Yes, when ever my computer says its "charging" a light near the slot of charger lights up, also there is a light at the bottom left of my laptop that shows up signaling that it is charging...

But the thing is, i'm not sure if it really is charging considering the different battery life every time I use my laptop.

(Note: My battery is still out though, whenever my battery is in and my charger is hooked into my computer, a buzzing noise is created, so I just keep it out because the buzzing noise sounds like it could do some serious damage to my computer)

So strange, I believe it has something to do within the computer externally , maybe I have to replace some part?


----------



## electrolize (Apr 17, 2011)

We now think that the cause of my problem is the battery. I had always kept the battery charging, I never unplug the charger even when my battery was at 100%.

My brother was taking a look at it (he plugged the battery back in).

The computer notified that the battery life was at 2%. We had the charger in and about 5 more minutes, the battery was at 0%...Then it turned off.
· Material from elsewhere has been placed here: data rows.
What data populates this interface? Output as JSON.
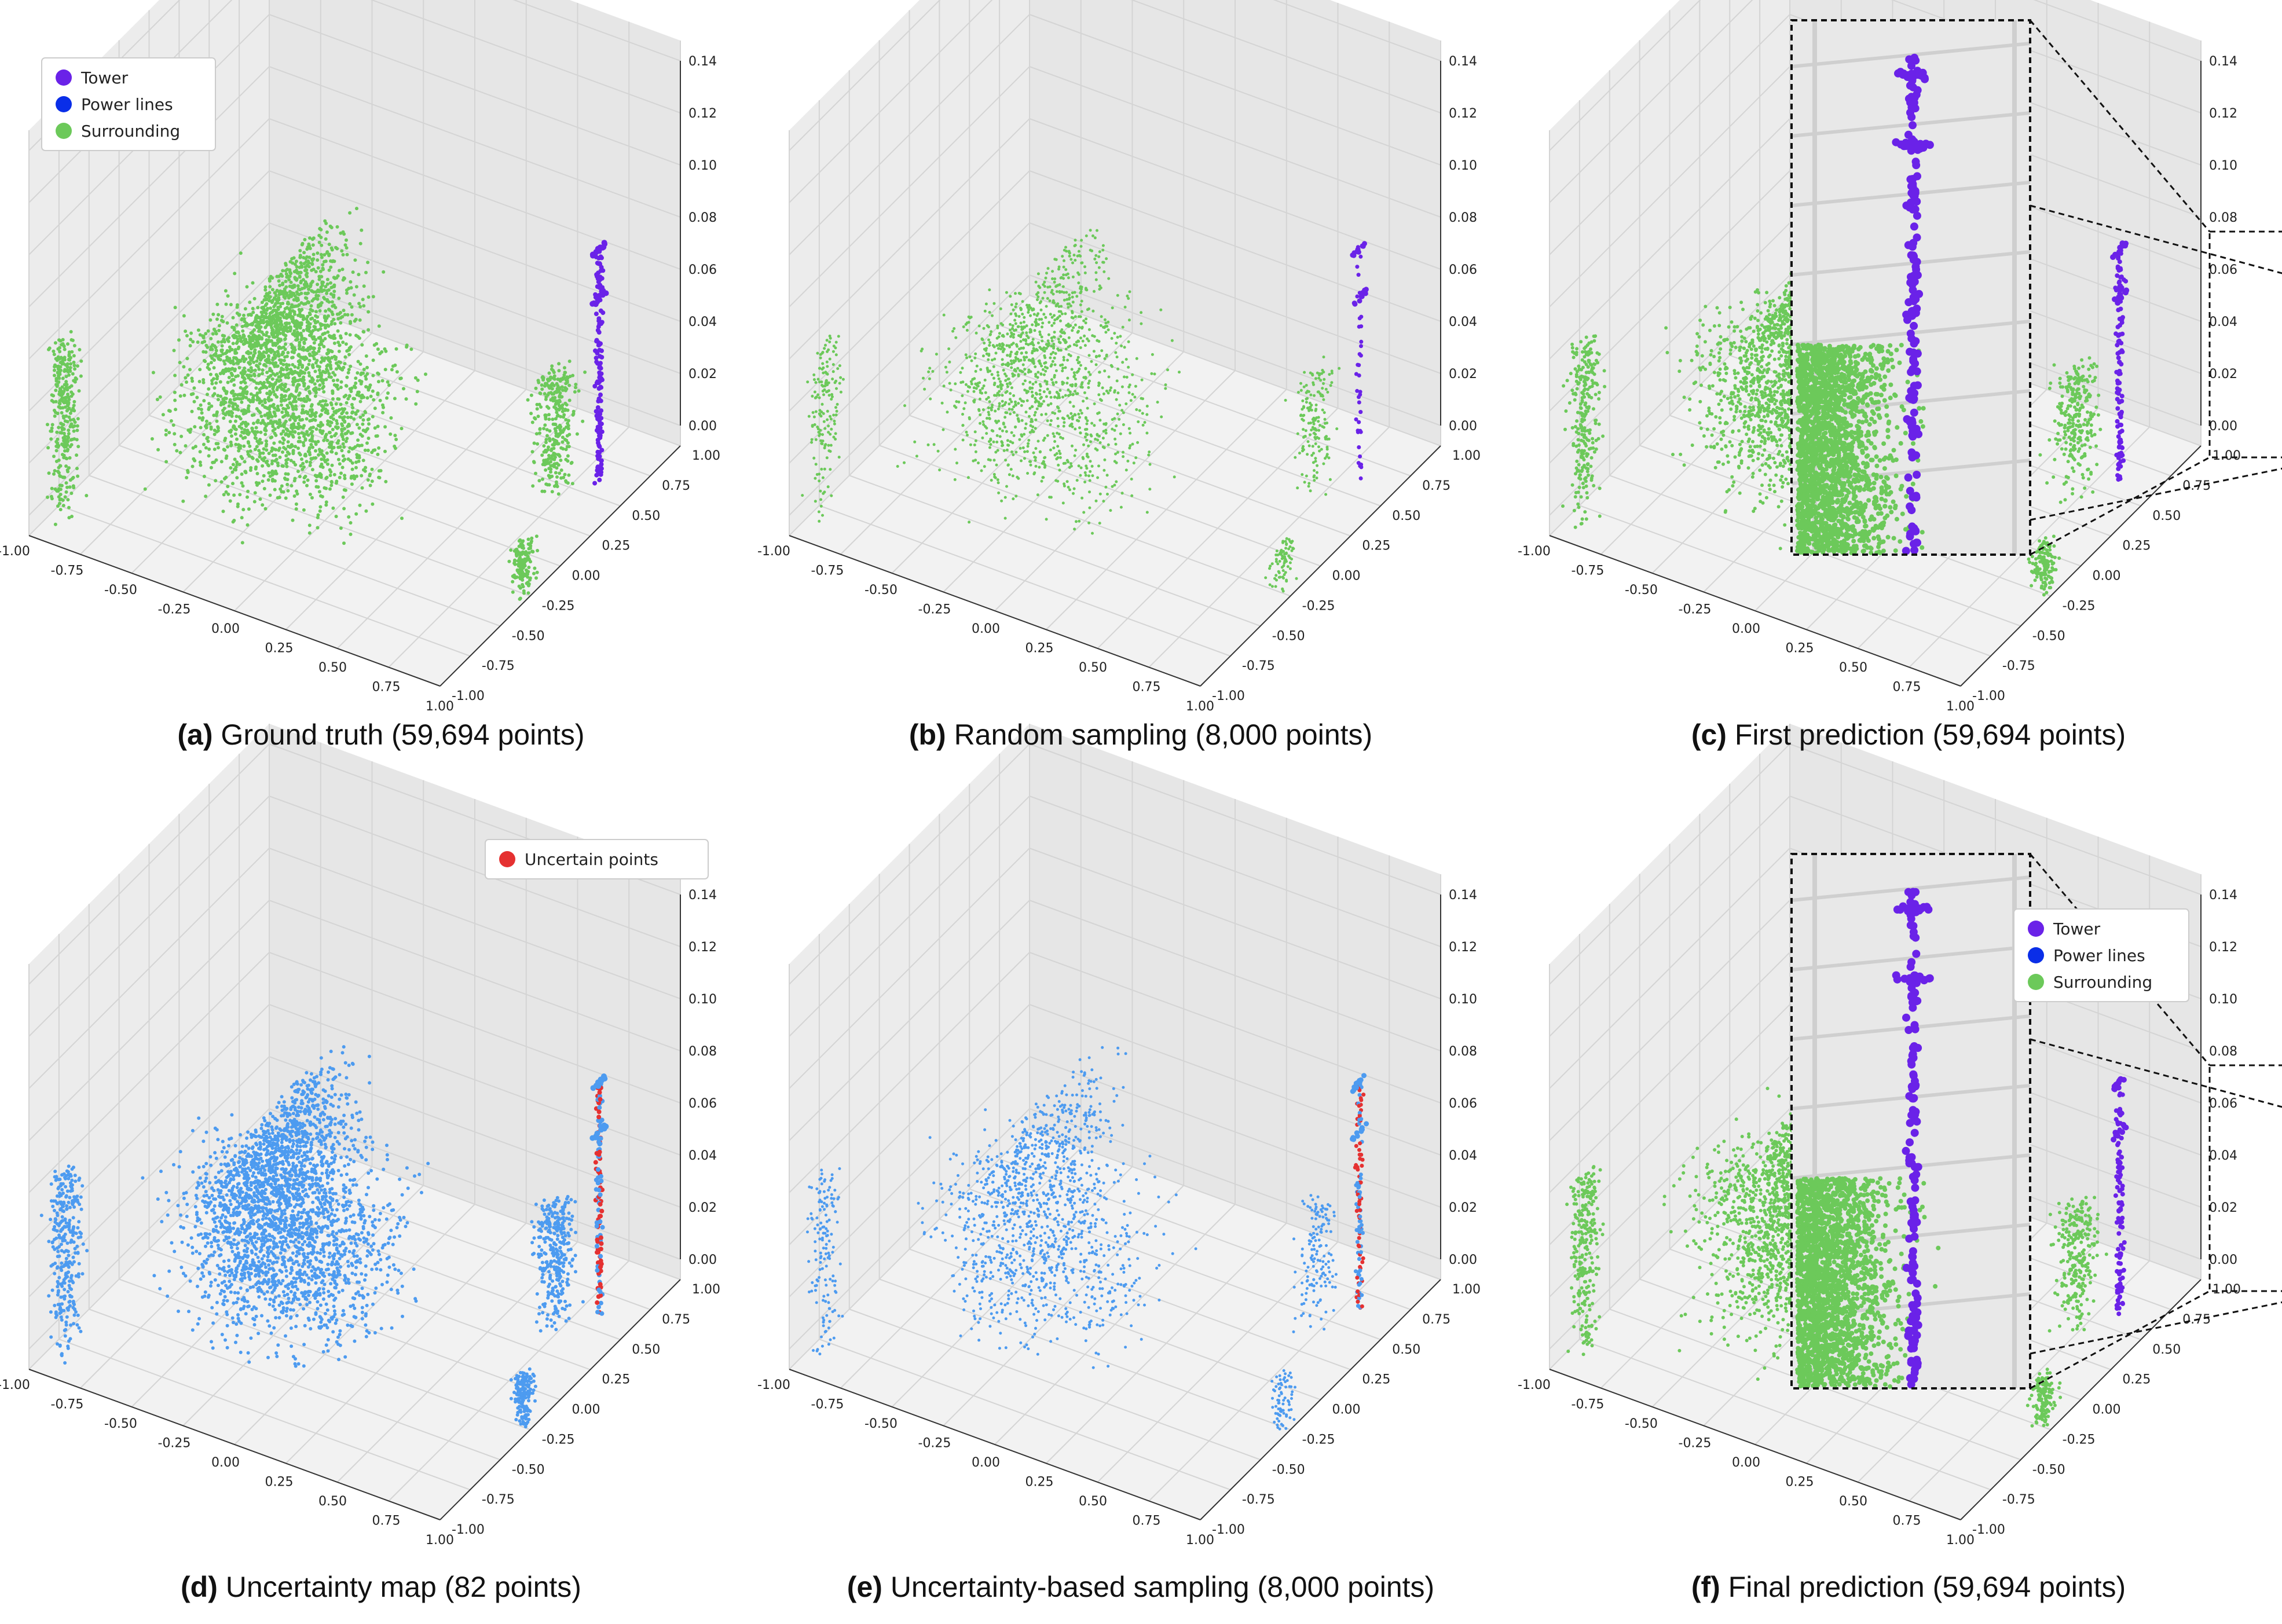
{
  "figure": {
    "colors": {
      "tower": "#6a22e8",
      "power_lines": "#0a2ee8",
      "surrounding": "#6cc95a",
      "blue_cloud": "#4d9bf0",
      "uncertain": "#e53131",
      "pane": "#ececec",
      "grid": "#d4d4d4"
    },
    "legend_main": [
      {
        "label": "Tower",
        "color": "#6a22e8"
      },
      {
        "label": "Power lines",
        "color": "#0a2ee8"
      },
      {
        "label": "Surrounding",
        "color": "#6cc95a"
      }
    ],
    "legend_uncertain": [
      {
        "label": "Uncertain points",
        "color": "#e53131"
      }
    ],
    "panels": [
      {
        "id": "a",
        "label": "(a)",
        "caption": "Ground truth (59,694 points)"
      },
      {
        "id": "b",
        "label": "(b)",
        "caption": "Random sampling (8,000 points)"
      },
      {
        "id": "c",
        "label": "(c)",
        "caption": "First prediction (59,694 points)"
      },
      {
        "id": "d",
        "label": "(d)",
        "caption": "Uncertainty map (82 points)"
      },
      {
        "id": "e",
        "label": "(e)",
        "caption": "Uncertainty-based sampling (8,000 points)"
      },
      {
        "id": "f",
        "label": "(f)",
        "caption": "Final prediction (59,694 points)"
      }
    ]
  },
  "chart_data": [
    {
      "type": "scatter",
      "panel": "a",
      "projection": "3d",
      "point_count": 59694,
      "series": [
        {
          "name": "Tower"
        },
        {
          "name": "Power lines"
        },
        {
          "name": "Surrounding"
        }
      ],
      "x_ticks": [
        "-1.00",
        "-0.75",
        "-0.50",
        "-0.25",
        "0.00",
        "0.25",
        "0.50",
        "0.75",
        "1.00"
      ],
      "y_ticks": [
        "-1.00",
        "-0.75",
        "-0.50",
        "-0.25",
        "0.00",
        "0.25",
        "0.50",
        "0.75",
        "1.00"
      ],
      "z_ticks": [
        "0.00",
        "0.02",
        "0.04",
        "0.06",
        "0.08",
        "0.10",
        "0.12",
        "0.14"
      ],
      "xlim": [
        -1,
        1
      ],
      "ylim": [
        -1,
        1
      ],
      "zlim": [
        0,
        0.14
      ],
      "grid": true,
      "legend": "top-left"
    },
    {
      "type": "scatter",
      "panel": "b",
      "projection": "3d",
      "point_count": 8000,
      "x_ticks": [
        "-1.00",
        "-0.75",
        "-0.50",
        "-0.25",
        "0.00",
        "0.25",
        "0.50",
        "0.75",
        "1.00"
      ],
      "y_ticks": [
        "-1.00",
        "-0.75",
        "-0.50",
        "-0.25",
        "0.00",
        "0.25",
        "0.50",
        "0.75",
        "1.00"
      ],
      "z_ticks": [
        "0.00",
        "0.02",
        "0.04",
        "0.06",
        "0.08",
        "0.10",
        "0.12",
        "0.14"
      ],
      "xlim": [
        -1,
        1
      ],
      "ylim": [
        -1,
        1
      ],
      "zlim": [
        0,
        0.14
      ],
      "grid": true
    },
    {
      "type": "scatter",
      "panel": "c",
      "projection": "3d",
      "point_count": 59694,
      "inset_zoom": true,
      "x_ticks": [
        "-1.00",
        "-0.75",
        "-0.50",
        "-0.25",
        "0.00",
        "0.25",
        "0.50",
        "0.75",
        "1.00"
      ],
      "y_ticks": [
        "-1.00",
        "-0.75",
        "-0.50",
        "-0.25",
        "0.00",
        "0.25",
        "0.50",
        "0.75",
        "1.00"
      ],
      "z_ticks": [
        "0.00",
        "0.02",
        "0.04",
        "0.06",
        "0.08",
        "0.10",
        "0.12",
        "0.14"
      ],
      "xlim": [
        -1,
        1
      ],
      "ylim": [
        -1,
        1
      ],
      "zlim": [
        0,
        0.14
      ],
      "grid": true
    },
    {
      "type": "scatter",
      "panel": "d",
      "projection": "3d",
      "point_count": 82,
      "series": [
        {
          "name": "Uncertain points"
        }
      ],
      "x_ticks": [
        "-1.00",
        "-0.75",
        "-0.50",
        "-0.25",
        "0.00",
        "0.25",
        "0.50",
        "0.75",
        "1.00"
      ],
      "y_ticks": [
        "-1.00",
        "-0.75",
        "-0.50",
        "-0.25",
        "0.00",
        "0.25",
        "0.50",
        "0.75",
        "1.00"
      ],
      "z_ticks": [
        "0.00",
        "0.02",
        "0.04",
        "0.06",
        "0.08",
        "0.10",
        "0.12",
        "0.14"
      ],
      "xlim": [
        -1,
        1
      ],
      "ylim": [
        -1,
        1
      ],
      "zlim": [
        0,
        0.14
      ],
      "grid": true,
      "legend": "top-right"
    },
    {
      "type": "scatter",
      "panel": "e",
      "projection": "3d",
      "point_count": 8000,
      "x_ticks": [
        "-1.00",
        "-0.75",
        "-0.50",
        "-0.25",
        "0.00",
        "0.25",
        "0.50",
        "0.75",
        "1.00"
      ],
      "y_ticks": [
        "-1.00",
        "-0.75",
        "-0.50",
        "-0.25",
        "0.00",
        "0.25",
        "0.50",
        "0.75",
        "1.00"
      ],
      "z_ticks": [
        "0.00",
        "0.02",
        "0.04",
        "0.06",
        "0.08",
        "0.10",
        "0.12",
        "0.14"
      ],
      "xlim": [
        -1,
        1
      ],
      "ylim": [
        -1,
        1
      ],
      "zlim": [
        0,
        0.14
      ],
      "grid": true
    },
    {
      "type": "scatter",
      "panel": "f",
      "projection": "3d",
      "point_count": 59694,
      "inset_zoom": true,
      "series": [
        {
          "name": "Tower"
        },
        {
          "name": "Power lines"
        },
        {
          "name": "Surrounding"
        }
      ],
      "x_ticks": [
        "-1.00",
        "-0.75",
        "-0.50",
        "-0.25",
        "0.00",
        "0.25",
        "0.50",
        "0.75",
        "1.00"
      ],
      "y_ticks": [
        "-1.00",
        "-0.75",
        "-0.50",
        "-0.25",
        "0.00",
        "0.25",
        "0.50",
        "0.75",
        "1.00"
      ],
      "z_ticks": [
        "0.00",
        "0.02",
        "0.04",
        "0.06",
        "0.08",
        "0.10",
        "0.12",
        "0.14"
      ],
      "xlim": [
        -1,
        1
      ],
      "ylim": [
        -1,
        1
      ],
      "zlim": [
        0,
        0.14
      ],
      "grid": true,
      "legend": "top-right"
    }
  ]
}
The next thing to question is, why did my computer shut off even without a battery and it being plugged in.


----------



## electrolize (Apr 17, 2011)

-bump- still having issues


----------



## oscer1 (Jan 27, 2010)

try another power adapter. barrow one from someone that has a similar to yours check the rating on it first see if they are close and that the polarity is the same.


----------



## pomc73 (May 8, 2011)

Hey electrolize, were you able to find a solution to your problem? i'm having the exact same problem and i really don't know what's wrong with it. Even with the AC adapter plugged in, it still turns off on me. I don't know what to do, i've already changed the DC jack on the motherboard but that's not the issue. =( my battery is not charging.


----------